# Prayers Needed For My Dog



## southGAlefty (Oct 28, 2009)

Hey guys I've never posted on this particular section here before but I've got a really big need for prayer tonight. My dog jumped out of my truck on the way to my girlfriend's house tonight around 8 and I've been out looking for him since. Came home around 11 to print up some fliers and have been out putting them around the area. Just got done putting 60 out so now I'm waiting on another 60 to print out and my girlfriend and I will be back out there. 

Thanks folks!


----------



## Mackey (Oct 28, 2009)

Lefty,
We got you covered with prayer.


----------



## Kelli (Oct 28, 2009)

Prayers sent.


----------



## bowfish71 (Oct 28, 2009)

Prayers sent.  Hope you find him soon


----------



## Melissa (Oct 28, 2009)

Hope you find him


----------



## Walkntall (Oct 28, 2009)

Praying for you buddy, let us know how it turns out.


----------



## MsFit (Oct 28, 2009)

Aww, that's terrible.  I will say a prayer for him.  If he has a collar on, some have the vets info on them.  If that's the case, make sure they know how to contact you.  Keep in touch with animal control, too.  Good luck!


----------



## southGAlefty (Oct 28, 2009)

Ok so I put out about 135 flyers last night in mailboxes all over our area with his picture, description, and my name and number on it. Also called my vet to give them the heads up to be on the lookout. In the process of getting in touch with animal control and the other vets around just in case somebody picks him up and he's hurt and they bring him in. Thanks for the prayers folks!


----------



## bender (Oct 28, 2009)

aww that stinks  I hope ya find him healthy


----------



## Inthegarge (Oct 28, 2009)

Prayers sent...................RW


----------



## southGAlefty (Oct 29, 2009)

Please keep praying! I have been and he's still not showed up...but I believe in the power of prayer and God has a plan, just hope Deuce coming back to me is in that plan


----------



## Paymaster (Oct 30, 2009)

My Prayers are added.


----------



## southGAlefty (Oct 30, 2009)

Please keep praying for Deuce, he didn't come home today but I just can't give up on him, love him too much. Thanks for everybody that has sent prayers our way


----------



## Lorri (Oct 31, 2009)

Awe hope you find Deuce - know how it is to be so close to your doggie - hope he finds his way home soon or someone sees your flyer.. Prayer for you and Deuce...


----------



## southGAlefty (Nov 2, 2009)

Thanks for all the prayers folks, don't ever let anyone say there isn't power in prayer! Deuce showed up yesterday evening on a very nice family's back porch about 5 miles from the house. He was pretty banged up and hungry but they called my vet and I picked him up this morning. Turns out he has a broken tail bone but the Doc says it should heal up fine in 4-6 weeks. I'm just so happy to have him back!


----------



## Melissa (Nov 2, 2009)

southGAlefty said:


> Thanks for all the prayers folks, don't ever let anyone say there isn't power in prayer! Deuce showed up yesterday evening on a very nice family's back porch about 5 miles from the house. He was pretty banged up and hungry but they called my vet and I picked him up this morning. Turns out he has a broken tail bone but the Doc says it should heal up fine in 4-6 weeks. I'm just so happy to have him back!

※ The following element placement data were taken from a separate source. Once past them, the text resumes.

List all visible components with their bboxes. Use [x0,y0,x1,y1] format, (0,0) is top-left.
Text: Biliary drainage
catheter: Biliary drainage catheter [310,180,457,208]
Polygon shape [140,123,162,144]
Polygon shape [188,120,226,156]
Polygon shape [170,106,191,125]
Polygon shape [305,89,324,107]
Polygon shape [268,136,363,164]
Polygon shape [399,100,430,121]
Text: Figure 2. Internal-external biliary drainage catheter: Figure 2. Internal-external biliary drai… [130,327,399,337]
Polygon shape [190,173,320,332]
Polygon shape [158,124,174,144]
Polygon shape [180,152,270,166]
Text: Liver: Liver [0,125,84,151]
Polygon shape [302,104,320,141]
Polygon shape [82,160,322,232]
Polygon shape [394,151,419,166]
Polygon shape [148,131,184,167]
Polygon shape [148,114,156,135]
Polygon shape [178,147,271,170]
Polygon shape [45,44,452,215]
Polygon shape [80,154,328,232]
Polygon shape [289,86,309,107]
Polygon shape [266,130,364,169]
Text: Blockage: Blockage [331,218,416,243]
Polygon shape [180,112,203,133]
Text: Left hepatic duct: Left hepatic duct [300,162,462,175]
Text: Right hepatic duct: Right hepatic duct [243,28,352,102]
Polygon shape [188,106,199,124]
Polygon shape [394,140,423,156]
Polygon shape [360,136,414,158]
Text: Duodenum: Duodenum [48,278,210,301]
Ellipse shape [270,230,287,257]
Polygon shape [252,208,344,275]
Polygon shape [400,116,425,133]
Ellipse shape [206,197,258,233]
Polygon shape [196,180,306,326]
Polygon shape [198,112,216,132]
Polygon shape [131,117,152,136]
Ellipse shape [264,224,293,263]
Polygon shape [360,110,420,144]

Aww, how wonderful for you!  So happy to hear that.


----------



## Mackey (Nov 2, 2009)

Lefty, 
I'm sure to hear that. Prayer does work.


----------



## georgia357 (Nov 2, 2009)

Best news I've heard all day.  My dog took off after one in heat two weeks ago and he ain't come back yet.  I hope I have the same luck as you.


----------



## southGAlefty (Nov 2, 2009)

georgia_357 said:


> Best news I've heard all day.  My dog took off after one in heat two weeks ago and he ain't come back yet.  I hope I have the same luck as you.

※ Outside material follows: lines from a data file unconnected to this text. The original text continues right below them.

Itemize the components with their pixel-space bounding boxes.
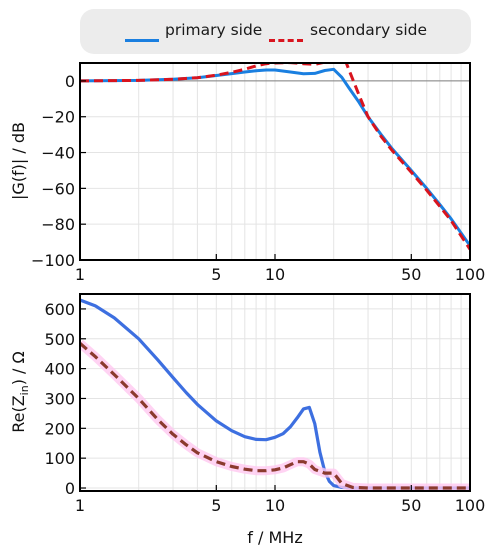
series-line-secondary-side [80, 63, 470, 251]
legend-primary-label: primary side [165, 21, 263, 39]
plot-2: 1 5 10 50 100 0 100 200 300 400 500 600 Re(Zin) / Ω f… [9, 293, 486, 547]
y-tick-label: −80 [41, 215, 75, 234]
x-tick-label: 10 [265, 265, 285, 284]
y-axis-label: |G(f)| / dB [9, 122, 28, 200]
x-axis-label: f / MHz [247, 528, 302, 547]
x-tick-label: 1 [75, 496, 85, 515]
y-tick-label: 0 [65, 479, 75, 498]
x-tick-label: 5 [211, 265, 221, 284]
y-tick-label: 200 [44, 419, 75, 438]
x-tick-label: 5 [211, 496, 221, 515]
y-tick-label: −100 [31, 251, 75, 270]
y-tick-label: 500 [44, 330, 75, 349]
legend-secondary-label: secondary side [310, 21, 428, 39]
plot-1: 1 5 10 50 100 0 −20 −40 −60 −80 −100 |G(f)| / dB [9, 62, 486, 284]
legend-primary-swatch [125, 39, 159, 42]
y-tick-label: 100 [44, 449, 75, 468]
y-tick-label: 600 [44, 300, 75, 319]
y-tick-label: −20 [41, 108, 75, 127]
x-tick-label: 1 [75, 265, 85, 284]
x-tick-label: 50 [401, 496, 421, 515]
series-line-dashed [80, 342, 470, 490]
y-tick-label: 400 [44, 360, 75, 379]
y-tick-label: −60 [41, 179, 75, 198]
legend: primary side secondary side [80, 9, 471, 54]
y-axis-label: Re(Zin) / Ω [9, 351, 31, 433]
legend-secondary-swatch [269, 39, 303, 42]
x-tick-label: 10 [265, 496, 285, 515]
x-tick-label: 100 [455, 265, 486, 284]
x-tick-label: 100 [455, 496, 486, 515]
y-tick-label: 0 [65, 72, 75, 91]
x-tick-label: 50 [401, 265, 421, 284]
y-tick-label: −40 [41, 144, 75, 163]
y-tick-label: 300 [44, 389, 75, 408]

I'll send up a few prayers for you, I now know first hand exactly what you're going through! I will tell you this though, I had a buddy of mine share a story with me about his dog doing the same thing yours has and it took him 3 weeks to finally come home but he did. He'll turn up, probably skinny as a rail and all tuckered out like a big buck after the rut but I've got faith he'll be back!


----------



## BRIAN1 (Nov 3, 2009)

Glad to hear it.

Brian1


----------



## chuckb7718 (Nov 3, 2009)

I rarely venture in here, but I saw your post and had to respond.





Good deal!
I'm glad you got your friend back!!!


----------



## STONEWALL0628 (Nov 16, 2009)

Prayer does work


----------